If I live at the intersection of Sunrise and Sabino Canyon and need to go downtown, automobile is the form of transportation I'll use. Tucson developed around the automobile and it is impossible for public transportation, especially light rail, to be effective throughout the entire metro area of Tucson. Downtown should focus on its redevelopment, including the streetcar, but there should be more realistic transit options for areas outside of downtown.

aznate27
Aug 30, 2009, 5:17 PM
Honestly, Tucson needs to focus on both. It's foolish to believe that Tucson will ever develop a light rail so extensive that it will eliminate the need for Tucsonans to be auto dependent. It's also foolish to think that not developing freeways will force people to ride public transit. No. The only thing not building a crosstown freeway will do is force every major arterial in Tucson to undergo widening projects every 15 years. Projections from PAG (Pima Association of Governments) show that the population of Tucson proper could reach 1 million by 2040, with more than 2 million people in the metro area. Tucson having no crosstown freeway with 1 million people in city limits would be an absolute nightmare.

If I live at the intersection of Sunrise and Sabino Canyon and need to go downtown, automobile is the form of transportation I'll use. Tucson developed around the automobile and it is impossible for public transportation, especially light rail, to be effective throughout the entire metro area of Tucson. Downtown should focus on its redevelopment, including the streetcar, but there should be more realistic transit options for areas outside of downtown.

Tucson had a solution to a crosstown freeway that voters voted down well over a decade ago: Grade seperated intersections. And now they are paying the price with heavy congested traffic through midtown.

The plan was to grade-seperate the intersections off Grant/Cambpell, Grant/Swan, Grant/Craycroft and Kolb/Tanqerverde. This would have created a crosstown parkway if you will, without having to put up a concrete monster that cut the city in two and displace hundreds of homes and bsinesses, like what has happened in Phoenix. You could also do this at key intersections on Broadway, like Swan and Wilmont roads. Also doing the same on Golflinks Road at Swan, Craycroft, and Kolb roads. I think that tucson will be forced to look at these options again in the near future as traffic becomes more of a nightmare and as the population grows.

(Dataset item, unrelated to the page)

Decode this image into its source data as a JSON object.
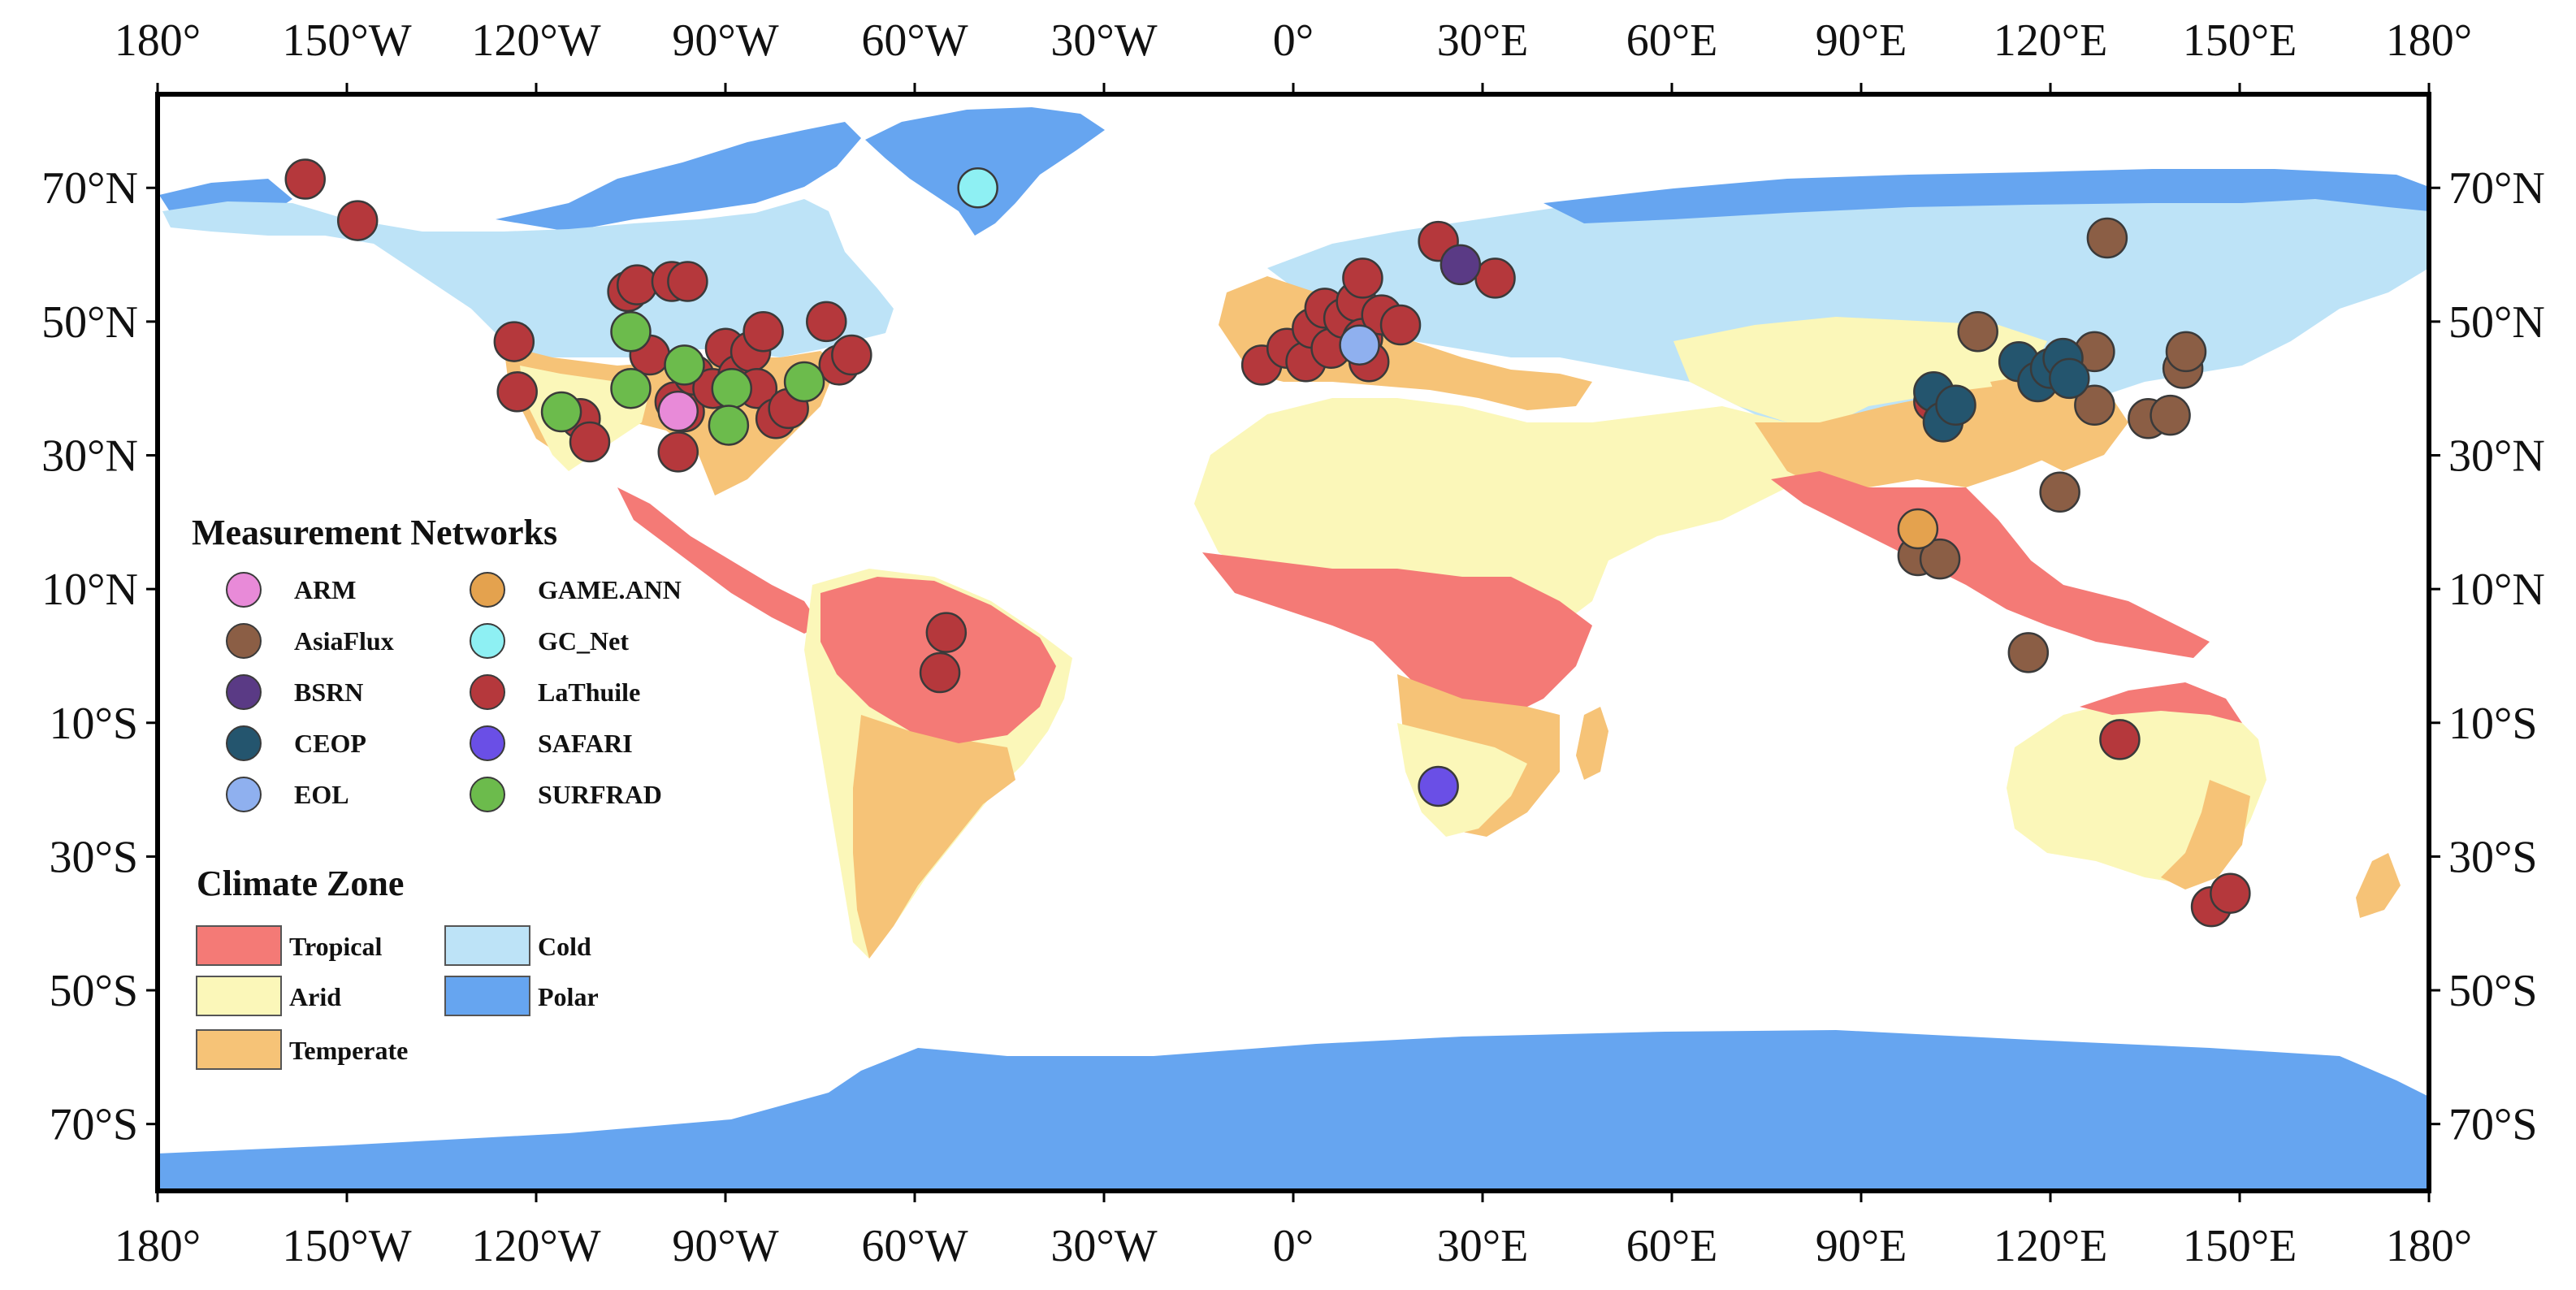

I still think this is a great alternative to just building freeways. This solution along with a more extensive light rail system could do wonders for people getting around the inner city areas and across town.

somethingfast
Aug 31, 2009, 3:25 PM
yeah, those freeways really messed up Phoenix...grade-separated intersections are a solution? please! kino and aviation parkways are not the answer...more red lights are exactly what Tucson doesn't need.